The first part, “The Methods of Narrative Expansion,” shows how the first chapters of The Tale of Genji began as an accumulation of self-contained shorter stories.  Later, The Tale of Genji subsumed this early tendency and paved the way for the tale’s long-ranging development. I analyze the plot’s internal structure and its inconsistencies to show how this was done. The second part, “Maturing Characters and Deepening Story,” focuses on the theme of the secret and its recurrence across the tale in relation with Hikaru Genji’s numerous illicit affairs. I claim that Hikaru Genji’s deepest secret––that the Emperor Reizei is his illegitimate son, born of his affair with Lady Fujitsubo––forms an axis around which the story dynamically structures, repeats, and develops itself.  This discussion is also an occasion for me to present my own understanding of classical subjects in Genji studies, such as “resemblance” (yukari), which links some characters to each other, and numerous “prophecies” (yogen).
 
The third part, “Poetics and the Function of Poems in the Tale,” focuses on the poems exchanged by characters.

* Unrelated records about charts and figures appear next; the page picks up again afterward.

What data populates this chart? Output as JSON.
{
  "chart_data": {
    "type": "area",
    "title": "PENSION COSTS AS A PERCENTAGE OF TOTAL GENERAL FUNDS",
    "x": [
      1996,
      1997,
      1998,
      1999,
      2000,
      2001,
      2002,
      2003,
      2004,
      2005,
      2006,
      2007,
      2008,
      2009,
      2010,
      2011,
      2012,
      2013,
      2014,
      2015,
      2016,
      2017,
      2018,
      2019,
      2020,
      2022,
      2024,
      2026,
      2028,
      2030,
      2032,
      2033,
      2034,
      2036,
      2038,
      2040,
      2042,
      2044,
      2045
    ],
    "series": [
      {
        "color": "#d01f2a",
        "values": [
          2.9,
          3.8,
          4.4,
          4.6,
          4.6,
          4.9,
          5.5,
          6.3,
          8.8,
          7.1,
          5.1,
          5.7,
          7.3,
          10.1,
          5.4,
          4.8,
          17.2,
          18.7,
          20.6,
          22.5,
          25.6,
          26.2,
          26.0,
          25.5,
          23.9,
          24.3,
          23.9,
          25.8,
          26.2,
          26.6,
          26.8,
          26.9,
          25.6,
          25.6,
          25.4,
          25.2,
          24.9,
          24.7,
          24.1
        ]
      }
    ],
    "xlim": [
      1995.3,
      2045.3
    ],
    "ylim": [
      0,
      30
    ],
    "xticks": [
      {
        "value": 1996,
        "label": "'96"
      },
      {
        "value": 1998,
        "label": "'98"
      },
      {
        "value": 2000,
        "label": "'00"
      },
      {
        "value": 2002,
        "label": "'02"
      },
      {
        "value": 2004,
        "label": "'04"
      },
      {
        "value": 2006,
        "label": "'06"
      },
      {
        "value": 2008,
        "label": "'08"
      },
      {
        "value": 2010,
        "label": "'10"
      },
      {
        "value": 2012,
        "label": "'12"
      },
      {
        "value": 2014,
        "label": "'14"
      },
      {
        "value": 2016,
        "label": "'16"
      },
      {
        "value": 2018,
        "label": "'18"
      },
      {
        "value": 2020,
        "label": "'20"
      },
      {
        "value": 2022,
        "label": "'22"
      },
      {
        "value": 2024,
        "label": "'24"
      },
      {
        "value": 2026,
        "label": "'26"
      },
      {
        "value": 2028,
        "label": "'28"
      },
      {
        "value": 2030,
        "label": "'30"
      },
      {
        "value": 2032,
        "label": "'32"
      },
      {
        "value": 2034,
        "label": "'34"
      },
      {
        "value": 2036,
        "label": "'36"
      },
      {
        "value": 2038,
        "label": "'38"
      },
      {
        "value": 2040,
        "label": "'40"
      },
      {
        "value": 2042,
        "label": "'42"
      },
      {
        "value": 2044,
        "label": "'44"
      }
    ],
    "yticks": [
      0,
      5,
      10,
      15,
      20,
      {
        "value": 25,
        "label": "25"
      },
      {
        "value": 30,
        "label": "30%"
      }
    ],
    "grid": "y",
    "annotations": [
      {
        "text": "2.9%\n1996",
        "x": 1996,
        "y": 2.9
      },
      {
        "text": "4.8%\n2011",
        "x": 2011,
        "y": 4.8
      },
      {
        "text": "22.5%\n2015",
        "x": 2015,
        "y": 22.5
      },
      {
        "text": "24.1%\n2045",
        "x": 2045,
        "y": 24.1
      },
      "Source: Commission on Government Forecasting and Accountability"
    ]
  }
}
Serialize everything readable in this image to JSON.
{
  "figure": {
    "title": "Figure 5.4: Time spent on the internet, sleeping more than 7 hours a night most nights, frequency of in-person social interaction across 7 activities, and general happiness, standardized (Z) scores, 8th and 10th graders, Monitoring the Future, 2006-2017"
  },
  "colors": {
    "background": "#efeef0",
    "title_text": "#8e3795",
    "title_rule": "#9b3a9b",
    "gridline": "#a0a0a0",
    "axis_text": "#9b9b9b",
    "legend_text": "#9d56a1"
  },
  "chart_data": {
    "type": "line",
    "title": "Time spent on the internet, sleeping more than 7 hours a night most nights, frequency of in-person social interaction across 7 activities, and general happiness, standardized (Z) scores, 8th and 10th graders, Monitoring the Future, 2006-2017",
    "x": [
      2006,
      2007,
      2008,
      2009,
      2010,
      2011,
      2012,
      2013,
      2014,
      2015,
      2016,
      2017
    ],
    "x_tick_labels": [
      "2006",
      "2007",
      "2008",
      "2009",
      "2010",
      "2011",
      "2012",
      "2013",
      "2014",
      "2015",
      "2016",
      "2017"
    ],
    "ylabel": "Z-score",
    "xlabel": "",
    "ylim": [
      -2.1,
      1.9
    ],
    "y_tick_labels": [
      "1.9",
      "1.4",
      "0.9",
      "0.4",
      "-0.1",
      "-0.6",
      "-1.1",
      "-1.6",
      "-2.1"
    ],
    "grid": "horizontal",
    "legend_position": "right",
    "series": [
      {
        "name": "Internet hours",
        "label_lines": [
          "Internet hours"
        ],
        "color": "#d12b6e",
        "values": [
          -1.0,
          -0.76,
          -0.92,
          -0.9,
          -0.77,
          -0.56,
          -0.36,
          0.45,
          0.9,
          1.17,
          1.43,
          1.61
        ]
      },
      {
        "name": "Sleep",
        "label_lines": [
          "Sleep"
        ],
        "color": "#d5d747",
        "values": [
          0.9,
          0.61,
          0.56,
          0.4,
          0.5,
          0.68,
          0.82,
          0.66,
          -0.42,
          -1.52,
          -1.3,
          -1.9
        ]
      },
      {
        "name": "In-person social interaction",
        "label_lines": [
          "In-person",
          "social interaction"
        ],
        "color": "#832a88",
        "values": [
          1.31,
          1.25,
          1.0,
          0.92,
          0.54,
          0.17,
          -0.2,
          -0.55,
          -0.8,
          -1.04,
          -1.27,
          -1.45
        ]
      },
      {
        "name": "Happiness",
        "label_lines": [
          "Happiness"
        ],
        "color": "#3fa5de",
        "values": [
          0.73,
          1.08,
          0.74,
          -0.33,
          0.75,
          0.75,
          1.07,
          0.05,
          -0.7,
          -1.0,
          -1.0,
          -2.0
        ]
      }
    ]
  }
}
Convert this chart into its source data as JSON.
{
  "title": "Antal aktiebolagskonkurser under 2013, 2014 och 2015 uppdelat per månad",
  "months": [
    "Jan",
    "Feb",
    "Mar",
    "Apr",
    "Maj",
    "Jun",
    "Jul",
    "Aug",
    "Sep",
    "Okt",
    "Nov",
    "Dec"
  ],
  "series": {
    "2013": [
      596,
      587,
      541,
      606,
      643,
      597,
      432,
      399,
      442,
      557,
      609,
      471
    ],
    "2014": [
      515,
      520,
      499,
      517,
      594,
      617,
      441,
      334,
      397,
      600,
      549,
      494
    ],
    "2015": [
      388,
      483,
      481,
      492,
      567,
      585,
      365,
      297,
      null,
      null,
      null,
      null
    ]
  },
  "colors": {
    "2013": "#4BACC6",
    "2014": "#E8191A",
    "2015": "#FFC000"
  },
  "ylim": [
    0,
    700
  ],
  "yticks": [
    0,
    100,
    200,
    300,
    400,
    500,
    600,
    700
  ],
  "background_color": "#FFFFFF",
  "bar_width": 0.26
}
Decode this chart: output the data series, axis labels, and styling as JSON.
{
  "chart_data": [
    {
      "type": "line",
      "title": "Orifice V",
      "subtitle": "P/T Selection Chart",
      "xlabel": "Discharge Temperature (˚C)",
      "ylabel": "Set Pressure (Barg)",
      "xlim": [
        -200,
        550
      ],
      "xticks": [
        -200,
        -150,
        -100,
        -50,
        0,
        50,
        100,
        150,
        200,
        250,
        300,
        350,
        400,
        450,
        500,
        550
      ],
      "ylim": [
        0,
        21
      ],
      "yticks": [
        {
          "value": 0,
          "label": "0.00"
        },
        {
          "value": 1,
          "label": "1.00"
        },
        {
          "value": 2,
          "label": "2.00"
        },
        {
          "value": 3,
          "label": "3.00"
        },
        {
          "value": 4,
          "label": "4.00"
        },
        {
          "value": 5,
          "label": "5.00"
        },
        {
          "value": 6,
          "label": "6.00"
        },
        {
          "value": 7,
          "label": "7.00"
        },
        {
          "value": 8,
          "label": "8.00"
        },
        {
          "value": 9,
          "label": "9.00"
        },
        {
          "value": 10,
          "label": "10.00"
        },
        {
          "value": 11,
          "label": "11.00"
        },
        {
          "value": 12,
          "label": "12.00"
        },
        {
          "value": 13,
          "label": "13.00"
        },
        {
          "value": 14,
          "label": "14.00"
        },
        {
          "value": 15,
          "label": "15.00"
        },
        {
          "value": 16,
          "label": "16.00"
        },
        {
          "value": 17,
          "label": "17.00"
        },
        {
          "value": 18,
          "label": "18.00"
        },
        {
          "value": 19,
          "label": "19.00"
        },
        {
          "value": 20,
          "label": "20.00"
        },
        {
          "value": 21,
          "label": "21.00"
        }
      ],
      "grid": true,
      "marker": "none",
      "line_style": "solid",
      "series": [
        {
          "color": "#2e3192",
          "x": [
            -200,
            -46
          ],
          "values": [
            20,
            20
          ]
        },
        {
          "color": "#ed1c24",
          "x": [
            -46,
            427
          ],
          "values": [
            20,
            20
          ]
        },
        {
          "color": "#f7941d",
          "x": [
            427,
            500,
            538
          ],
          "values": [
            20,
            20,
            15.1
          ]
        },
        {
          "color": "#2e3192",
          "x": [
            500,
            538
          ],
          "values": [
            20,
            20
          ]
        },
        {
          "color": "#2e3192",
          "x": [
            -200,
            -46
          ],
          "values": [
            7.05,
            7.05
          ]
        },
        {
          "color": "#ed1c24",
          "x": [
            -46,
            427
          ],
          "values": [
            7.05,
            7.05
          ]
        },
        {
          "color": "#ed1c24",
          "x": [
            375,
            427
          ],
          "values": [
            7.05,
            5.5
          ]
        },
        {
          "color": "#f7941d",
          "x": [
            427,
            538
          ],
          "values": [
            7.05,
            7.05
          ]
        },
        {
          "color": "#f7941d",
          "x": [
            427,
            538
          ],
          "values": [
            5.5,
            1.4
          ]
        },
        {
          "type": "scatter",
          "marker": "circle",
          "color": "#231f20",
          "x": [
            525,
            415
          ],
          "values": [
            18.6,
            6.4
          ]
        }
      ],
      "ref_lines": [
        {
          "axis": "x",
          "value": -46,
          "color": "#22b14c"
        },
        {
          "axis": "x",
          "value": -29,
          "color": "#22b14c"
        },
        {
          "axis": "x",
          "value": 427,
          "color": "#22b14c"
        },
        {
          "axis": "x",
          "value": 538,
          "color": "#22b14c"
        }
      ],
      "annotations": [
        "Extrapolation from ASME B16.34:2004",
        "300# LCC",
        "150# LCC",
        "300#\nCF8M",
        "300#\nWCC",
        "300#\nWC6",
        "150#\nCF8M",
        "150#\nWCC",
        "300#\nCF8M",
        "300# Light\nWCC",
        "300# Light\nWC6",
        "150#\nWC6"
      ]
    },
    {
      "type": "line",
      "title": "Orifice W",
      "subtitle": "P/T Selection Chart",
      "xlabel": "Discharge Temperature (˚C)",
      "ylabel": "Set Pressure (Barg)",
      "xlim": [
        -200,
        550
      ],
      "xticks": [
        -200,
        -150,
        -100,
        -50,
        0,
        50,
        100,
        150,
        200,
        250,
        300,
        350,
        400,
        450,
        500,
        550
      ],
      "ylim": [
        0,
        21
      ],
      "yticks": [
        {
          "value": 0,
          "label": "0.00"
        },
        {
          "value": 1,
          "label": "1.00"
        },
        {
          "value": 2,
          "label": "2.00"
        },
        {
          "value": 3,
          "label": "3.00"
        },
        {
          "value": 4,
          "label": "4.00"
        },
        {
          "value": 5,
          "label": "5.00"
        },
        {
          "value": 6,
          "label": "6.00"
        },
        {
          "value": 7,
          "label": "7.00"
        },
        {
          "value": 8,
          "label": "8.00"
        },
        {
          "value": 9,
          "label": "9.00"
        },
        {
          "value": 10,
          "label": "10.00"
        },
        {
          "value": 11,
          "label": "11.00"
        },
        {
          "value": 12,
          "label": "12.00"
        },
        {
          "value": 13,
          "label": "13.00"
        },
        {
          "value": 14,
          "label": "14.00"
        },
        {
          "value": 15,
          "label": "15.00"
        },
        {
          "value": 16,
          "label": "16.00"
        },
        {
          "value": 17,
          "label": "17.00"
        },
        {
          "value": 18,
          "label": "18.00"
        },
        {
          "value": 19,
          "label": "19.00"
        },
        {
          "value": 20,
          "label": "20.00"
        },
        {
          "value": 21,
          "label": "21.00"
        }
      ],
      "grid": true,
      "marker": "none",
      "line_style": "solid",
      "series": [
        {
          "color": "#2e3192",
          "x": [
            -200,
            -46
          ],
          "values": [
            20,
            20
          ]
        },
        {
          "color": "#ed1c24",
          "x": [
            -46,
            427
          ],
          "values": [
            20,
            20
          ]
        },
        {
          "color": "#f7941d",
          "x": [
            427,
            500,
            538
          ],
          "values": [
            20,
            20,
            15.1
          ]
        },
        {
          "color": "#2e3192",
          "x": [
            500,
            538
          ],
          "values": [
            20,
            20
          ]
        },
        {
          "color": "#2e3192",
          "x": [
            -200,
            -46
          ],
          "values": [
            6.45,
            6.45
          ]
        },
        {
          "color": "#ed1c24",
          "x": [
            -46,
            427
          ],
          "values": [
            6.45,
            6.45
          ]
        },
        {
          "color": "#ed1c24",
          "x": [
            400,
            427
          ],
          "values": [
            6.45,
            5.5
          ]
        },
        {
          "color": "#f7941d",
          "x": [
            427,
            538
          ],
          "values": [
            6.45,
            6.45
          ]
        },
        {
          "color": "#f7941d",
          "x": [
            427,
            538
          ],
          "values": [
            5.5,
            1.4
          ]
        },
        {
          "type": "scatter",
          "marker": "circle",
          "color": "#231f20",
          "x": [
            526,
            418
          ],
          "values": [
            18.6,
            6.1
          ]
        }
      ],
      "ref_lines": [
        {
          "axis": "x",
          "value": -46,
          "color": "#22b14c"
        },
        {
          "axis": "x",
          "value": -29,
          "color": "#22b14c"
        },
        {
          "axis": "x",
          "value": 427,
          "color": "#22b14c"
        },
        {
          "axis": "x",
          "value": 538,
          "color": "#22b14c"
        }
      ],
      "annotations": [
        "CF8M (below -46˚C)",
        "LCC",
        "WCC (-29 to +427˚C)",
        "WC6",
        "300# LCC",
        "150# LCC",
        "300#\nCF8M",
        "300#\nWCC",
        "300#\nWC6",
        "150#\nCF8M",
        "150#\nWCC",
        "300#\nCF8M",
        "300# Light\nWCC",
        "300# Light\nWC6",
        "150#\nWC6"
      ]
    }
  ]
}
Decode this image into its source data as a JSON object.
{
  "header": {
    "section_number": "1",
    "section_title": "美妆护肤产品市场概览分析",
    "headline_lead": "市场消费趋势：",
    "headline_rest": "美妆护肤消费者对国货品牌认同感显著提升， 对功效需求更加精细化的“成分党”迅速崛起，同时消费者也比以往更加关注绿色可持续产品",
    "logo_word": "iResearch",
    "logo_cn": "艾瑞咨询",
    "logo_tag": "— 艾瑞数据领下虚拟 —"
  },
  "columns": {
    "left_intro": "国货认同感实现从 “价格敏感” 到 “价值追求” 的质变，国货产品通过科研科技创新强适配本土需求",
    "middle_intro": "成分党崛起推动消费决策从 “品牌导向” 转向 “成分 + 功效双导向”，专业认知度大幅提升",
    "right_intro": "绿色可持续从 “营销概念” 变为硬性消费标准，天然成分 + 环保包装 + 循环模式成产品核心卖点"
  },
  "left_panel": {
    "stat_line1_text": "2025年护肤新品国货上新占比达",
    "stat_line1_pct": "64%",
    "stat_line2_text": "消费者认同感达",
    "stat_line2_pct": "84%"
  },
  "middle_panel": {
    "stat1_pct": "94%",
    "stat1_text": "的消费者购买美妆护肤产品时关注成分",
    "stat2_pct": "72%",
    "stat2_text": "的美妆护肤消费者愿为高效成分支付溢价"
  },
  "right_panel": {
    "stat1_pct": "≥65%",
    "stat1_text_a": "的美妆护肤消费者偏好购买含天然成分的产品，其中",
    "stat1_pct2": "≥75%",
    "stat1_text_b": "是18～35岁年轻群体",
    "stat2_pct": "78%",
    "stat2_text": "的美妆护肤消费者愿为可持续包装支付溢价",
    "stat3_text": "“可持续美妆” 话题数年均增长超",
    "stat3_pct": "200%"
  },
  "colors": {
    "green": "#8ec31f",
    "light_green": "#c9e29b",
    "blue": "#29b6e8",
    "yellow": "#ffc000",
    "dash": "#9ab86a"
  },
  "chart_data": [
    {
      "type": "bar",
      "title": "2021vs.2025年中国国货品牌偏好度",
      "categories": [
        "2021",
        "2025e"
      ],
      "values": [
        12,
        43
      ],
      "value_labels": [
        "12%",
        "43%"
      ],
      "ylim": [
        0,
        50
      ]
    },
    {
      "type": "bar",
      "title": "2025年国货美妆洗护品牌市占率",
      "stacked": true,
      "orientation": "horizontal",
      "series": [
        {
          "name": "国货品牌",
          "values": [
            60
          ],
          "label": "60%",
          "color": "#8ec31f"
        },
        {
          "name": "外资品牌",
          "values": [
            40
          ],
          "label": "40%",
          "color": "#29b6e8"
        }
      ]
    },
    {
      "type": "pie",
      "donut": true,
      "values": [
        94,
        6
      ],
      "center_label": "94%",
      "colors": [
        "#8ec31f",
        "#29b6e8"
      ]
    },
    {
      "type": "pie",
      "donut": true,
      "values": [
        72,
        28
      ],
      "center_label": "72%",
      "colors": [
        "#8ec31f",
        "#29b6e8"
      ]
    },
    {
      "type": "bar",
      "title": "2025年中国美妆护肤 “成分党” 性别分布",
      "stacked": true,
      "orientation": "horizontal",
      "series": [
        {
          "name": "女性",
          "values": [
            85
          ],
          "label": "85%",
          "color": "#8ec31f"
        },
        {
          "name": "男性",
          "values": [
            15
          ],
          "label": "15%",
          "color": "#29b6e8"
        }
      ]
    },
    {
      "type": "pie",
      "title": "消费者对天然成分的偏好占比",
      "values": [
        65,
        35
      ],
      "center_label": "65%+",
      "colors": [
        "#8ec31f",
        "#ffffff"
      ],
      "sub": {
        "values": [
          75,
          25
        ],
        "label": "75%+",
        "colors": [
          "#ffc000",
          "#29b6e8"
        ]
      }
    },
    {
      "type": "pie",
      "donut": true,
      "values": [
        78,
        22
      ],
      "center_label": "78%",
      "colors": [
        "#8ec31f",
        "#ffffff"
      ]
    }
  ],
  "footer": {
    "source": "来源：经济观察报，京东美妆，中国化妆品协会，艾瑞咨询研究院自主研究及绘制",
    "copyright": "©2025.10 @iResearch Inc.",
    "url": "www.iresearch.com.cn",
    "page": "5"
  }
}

While examining the meaning behind characters’ choices of wording, I also analyze the narrative structures presiding over the arrangement of the poems within the novel.  In the fourth part, “Language and Thought in The Tale of Genji,” I select important terms in the tale, such as “grace” (miyabi), “unweariness” (akazu), and “self” (mi), and analyze the related perceptions and thought patterns common to the people of the Heian period, which form the background of the tale.  In addition, I show how those terms act as a driving force in the development of the story. Part five, “Narrative Construction and its Methods,” synthesizes the different methods of narrative analysis that are traditionally used in Genji studies, with respect to the way characters and scenes are crafted, the function of quotation, and the relationship between reality and fiction. This part also addresses the literary corpus at the periphery of Genji and, notably, the problem of fiction in literary memoirs written using kana.